梅色夜話



◎「木挽の夕涼み」(『野傾友三味線』より)


 良いことがふたつ重なる、ということは滅多にない世の中である。
 萩野沢之丞・谷島主水は、武蔵野の広い目から、名誉のしこなし(立ち振る舞い)者と我を折って、群集の眠りを覚まさせたものである。
 これを思うに、何事によらず、功を経ねば上手には至らず、上手になるころには歳をとってしまう。「面影がかわらないでほしい」と和泉式部が老をなげいたというのも、もっともである。「遠慮すべきこと、芸子の一座にて歳せんさく」と、古人のことばにもある。
 しかし、二代前の中村数馬は、背は小さく、変わってしまった声を使わず、そもそも若衆方(若衆の役を演じる役者)となって、舞台を踏んだ三十三年の間、容姿がついに変わることのなかった子供であった。
 公界(くがい:デビュー)十二歳から勤めて、四十九歳の秋まで、孫ほどの歳の客にも抱かれて寝ていたのは、野郎(男娼)はじまって以来の例のない世語(うわさ話)となった。

 ここに、両国橋の花火見物に出て(夏の話です)、二・三人連れ立っている友人同士がいる。「この暑さでは、いつもの宿は堪えがたいだろう」と、誘う水にまかせて、木挽町(こびきちょう:芝居小屋が立ち並んでいた町)の裏筋にある、知り合いの亭主を訪れた。
 物好きがさまざま集まっている中に、庄一という男がいる。
 「どうだ、歳は十八・九までなら構わない。小作り(小柄)である男色が望みなのだが」
というと、主人は心得て、
 「花井品之丞さまといって、いまだ板付き(舞台子の中で上位の者)ではいらっしゃらないのですが、お年は十六・七と思うのですが、小作りで、十二・三歳のお可愛らしさです。この子にお決めなさっては」
と薦めた。


 庄一が、いかにも嬉しそうな顔で待っていると、品之丞さまが御出でになった。亭主が言うのにたがわず、十三・四歳と見えて、男たちの間に入って酌をするのにも、いやなことろは一つもない。
 庄一は、思いのほかに喜んで、残りの二人もそれぞれ馴染みの方へ使いを出したのだが、どちらも障りがあってやむを得ず、品之丞ひとりを一木の花の眺めにして、酒を飲み交わしていた。
 ほどよく酔いが回って、面白く遊んでいる最中、”ぢしんどろどろ”となると、地震が起こって、はなはだしく茶桶の水をゆりこぼした。

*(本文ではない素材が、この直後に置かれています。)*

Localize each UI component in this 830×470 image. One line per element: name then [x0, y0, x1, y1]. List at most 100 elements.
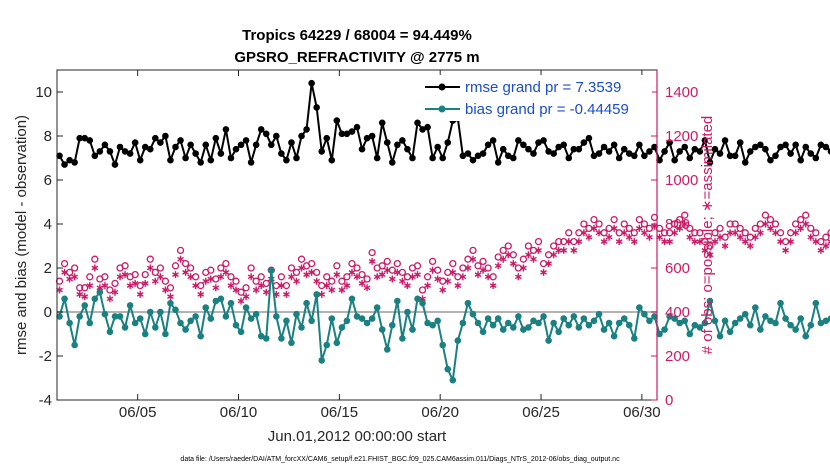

行灯の油は波打って、ともし火を消した。
 「これは、これは」
 人々は肝をつぶして、台所へ逃げ込み、雪隠にかくれ、念仏を唱える。花車(女主人)はにわかに血の道(めまい等)が起こって鉢巻をさがし、気丈な客も、たがいに顔を見合わせて、しばらくは無言の行者・座禅の一座のようであった。

 そんななか、品之丞ただひとりはちっとも騒がず、三味線を抱えてゆったりと、一休の合いの手を小野川流に調べて、なんともない顔つきである。
 ようやく揺り止むと、人々は生き返った心地で印籠から気付け薬をだして飲み、水で息を継ぎ、正気になって、
 「さてさて、我をおりましたのは品之丞さま。まったく怖がることもなく、声を張り上げてうたっておられた。
 まったく、子供衆と引き換えて、この木男(不粋な男)どもの只今のうろたえようは面目もありません」
と大笑いすると、品之丞はえくぼのある笑顔で、
 「みなさま方は御存知ないでしょう。いまから四十六年前の地震は、こんなものではございませんでした」




 わ〜、こわ〜い。思いもよらない落ちに、面食らってしまいました。でもちゃんと冒頭に前振りがあったんですよね。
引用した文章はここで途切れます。